I've found that I can produce a functional parser for this (simplified) grammar by choosing either the 'slr' (SLR) or the 'lr' (LR1) parser type:

// Generate SLR parser, since default LALR has conflicts
exports.generate = new Parser(parserConfig, {type: "slr"}).generate;

I would still like to know however why the default (LALR(1)) won't work, as this should be what Bison generates.

0
blackshade On

The reason your grammer doesn't work with a LALR(1) parser is because your is ambiguous for a LALR(1) parser in the DeclExpression state on the TypeDecl and PrimaryExpression states.

Let me try to explain. As stated by the error message the parser detects a conflict on TypeDecl and PrimaryExpression.
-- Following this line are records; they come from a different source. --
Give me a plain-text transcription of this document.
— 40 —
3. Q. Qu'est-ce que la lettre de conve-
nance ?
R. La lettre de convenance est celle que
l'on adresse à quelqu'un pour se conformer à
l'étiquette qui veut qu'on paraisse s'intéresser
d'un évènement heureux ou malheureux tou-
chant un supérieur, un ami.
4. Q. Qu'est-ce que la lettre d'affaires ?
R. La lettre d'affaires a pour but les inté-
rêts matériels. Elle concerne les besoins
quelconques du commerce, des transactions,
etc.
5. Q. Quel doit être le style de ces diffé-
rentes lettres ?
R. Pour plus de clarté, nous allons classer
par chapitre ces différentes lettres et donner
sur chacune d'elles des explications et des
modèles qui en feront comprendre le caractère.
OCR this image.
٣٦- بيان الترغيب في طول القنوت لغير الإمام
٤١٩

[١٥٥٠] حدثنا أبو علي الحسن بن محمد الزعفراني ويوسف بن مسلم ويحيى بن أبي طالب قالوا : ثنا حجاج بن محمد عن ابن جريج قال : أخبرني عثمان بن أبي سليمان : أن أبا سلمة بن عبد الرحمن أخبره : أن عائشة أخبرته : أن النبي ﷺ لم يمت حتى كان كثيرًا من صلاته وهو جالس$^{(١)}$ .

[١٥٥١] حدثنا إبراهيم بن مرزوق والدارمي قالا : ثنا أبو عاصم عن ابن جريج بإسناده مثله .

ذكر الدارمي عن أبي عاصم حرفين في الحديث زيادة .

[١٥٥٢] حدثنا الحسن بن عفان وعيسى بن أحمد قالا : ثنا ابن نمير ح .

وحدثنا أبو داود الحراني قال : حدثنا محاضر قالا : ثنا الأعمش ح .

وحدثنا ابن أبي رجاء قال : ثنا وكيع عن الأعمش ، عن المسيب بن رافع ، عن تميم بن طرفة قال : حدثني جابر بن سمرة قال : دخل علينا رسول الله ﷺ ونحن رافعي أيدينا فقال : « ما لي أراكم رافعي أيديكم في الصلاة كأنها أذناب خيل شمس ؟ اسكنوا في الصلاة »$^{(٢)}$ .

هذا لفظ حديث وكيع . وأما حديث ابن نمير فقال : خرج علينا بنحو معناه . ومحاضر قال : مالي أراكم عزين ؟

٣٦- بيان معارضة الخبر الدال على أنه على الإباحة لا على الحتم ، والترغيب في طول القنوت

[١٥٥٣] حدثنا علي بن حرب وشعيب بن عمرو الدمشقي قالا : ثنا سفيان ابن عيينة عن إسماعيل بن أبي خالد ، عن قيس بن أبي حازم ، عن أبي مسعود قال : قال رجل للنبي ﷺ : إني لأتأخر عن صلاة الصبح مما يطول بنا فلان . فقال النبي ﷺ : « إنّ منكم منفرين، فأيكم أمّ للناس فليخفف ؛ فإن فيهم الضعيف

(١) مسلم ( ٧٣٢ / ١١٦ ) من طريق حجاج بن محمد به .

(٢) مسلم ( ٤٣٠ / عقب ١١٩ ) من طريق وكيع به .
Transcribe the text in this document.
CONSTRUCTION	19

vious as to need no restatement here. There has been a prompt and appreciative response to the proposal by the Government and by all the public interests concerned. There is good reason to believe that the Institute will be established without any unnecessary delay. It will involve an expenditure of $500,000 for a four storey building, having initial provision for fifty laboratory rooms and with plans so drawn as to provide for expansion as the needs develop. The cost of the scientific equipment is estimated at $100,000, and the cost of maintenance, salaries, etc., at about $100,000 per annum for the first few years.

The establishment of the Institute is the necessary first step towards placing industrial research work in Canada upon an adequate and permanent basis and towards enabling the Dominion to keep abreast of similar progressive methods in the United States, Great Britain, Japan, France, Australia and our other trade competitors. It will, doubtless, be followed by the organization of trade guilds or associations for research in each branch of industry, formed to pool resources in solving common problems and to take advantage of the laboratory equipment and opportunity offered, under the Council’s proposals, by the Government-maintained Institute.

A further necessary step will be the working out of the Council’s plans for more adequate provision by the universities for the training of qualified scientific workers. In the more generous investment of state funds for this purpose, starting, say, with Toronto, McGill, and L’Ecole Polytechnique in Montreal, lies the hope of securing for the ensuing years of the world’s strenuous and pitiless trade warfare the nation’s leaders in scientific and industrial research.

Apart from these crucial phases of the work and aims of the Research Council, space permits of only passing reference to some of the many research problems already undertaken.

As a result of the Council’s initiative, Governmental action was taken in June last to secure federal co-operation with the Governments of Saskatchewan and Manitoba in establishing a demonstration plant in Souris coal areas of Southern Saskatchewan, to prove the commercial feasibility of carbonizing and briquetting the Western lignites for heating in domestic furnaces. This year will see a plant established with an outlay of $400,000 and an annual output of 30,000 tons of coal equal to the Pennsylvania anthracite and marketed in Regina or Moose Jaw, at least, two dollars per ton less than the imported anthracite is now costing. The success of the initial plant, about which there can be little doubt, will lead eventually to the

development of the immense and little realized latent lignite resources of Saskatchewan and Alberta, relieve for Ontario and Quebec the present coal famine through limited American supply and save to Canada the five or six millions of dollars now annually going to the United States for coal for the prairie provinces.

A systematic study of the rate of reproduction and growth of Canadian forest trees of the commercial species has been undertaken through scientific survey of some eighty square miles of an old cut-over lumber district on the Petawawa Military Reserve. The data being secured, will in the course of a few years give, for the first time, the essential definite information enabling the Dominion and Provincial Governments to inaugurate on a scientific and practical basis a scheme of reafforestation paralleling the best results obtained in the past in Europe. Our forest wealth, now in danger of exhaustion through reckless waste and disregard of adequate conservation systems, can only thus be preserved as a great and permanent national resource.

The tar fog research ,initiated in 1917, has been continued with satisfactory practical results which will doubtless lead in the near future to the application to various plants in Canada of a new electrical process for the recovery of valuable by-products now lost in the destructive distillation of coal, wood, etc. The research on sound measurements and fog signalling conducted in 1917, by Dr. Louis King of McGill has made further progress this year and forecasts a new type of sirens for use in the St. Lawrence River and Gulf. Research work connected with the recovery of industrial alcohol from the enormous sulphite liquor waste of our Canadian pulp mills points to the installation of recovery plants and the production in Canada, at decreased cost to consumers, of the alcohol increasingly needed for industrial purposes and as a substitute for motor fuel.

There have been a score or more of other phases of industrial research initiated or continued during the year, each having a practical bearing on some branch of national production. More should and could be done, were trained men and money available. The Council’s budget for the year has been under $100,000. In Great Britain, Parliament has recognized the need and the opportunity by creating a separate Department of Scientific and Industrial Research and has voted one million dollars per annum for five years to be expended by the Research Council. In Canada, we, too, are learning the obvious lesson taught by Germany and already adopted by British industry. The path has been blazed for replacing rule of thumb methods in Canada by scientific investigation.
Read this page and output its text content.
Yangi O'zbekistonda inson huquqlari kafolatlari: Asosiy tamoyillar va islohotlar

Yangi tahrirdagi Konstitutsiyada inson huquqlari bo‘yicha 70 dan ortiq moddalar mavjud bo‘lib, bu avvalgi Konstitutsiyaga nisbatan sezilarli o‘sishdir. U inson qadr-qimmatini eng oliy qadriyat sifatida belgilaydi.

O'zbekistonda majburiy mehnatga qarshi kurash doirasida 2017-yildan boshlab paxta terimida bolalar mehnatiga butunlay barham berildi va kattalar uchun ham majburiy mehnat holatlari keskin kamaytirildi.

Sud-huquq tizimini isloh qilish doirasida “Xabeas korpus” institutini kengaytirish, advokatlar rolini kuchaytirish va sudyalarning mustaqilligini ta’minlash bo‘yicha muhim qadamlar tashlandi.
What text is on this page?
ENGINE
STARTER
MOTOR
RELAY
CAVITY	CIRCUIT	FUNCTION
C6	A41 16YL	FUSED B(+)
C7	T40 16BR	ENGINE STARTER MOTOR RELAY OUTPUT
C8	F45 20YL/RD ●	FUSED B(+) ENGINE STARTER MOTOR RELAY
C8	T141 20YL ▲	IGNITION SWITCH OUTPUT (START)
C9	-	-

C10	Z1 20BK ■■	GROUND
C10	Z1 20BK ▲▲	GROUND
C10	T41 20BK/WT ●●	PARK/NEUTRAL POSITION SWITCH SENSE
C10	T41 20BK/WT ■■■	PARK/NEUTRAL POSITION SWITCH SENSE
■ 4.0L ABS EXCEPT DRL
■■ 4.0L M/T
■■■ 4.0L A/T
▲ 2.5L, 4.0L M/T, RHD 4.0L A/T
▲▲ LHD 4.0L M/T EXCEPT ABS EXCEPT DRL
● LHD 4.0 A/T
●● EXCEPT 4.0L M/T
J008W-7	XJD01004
Both have ID as token but since the LALR(1) parser can only look one token ahead it means that the parser doesn't know what to do when it is in the DeclExpression state. SLR on the other hand has a kind of dynamic look-a-head which will resolve the conflict at the expense of some memory.

If you want to make it work on a LALR(1) parser, just refactor your DeclExpression rule to be like ID VarDeclList | ID, this way the parser doesn't have to look-a-head in order to find the correct rule.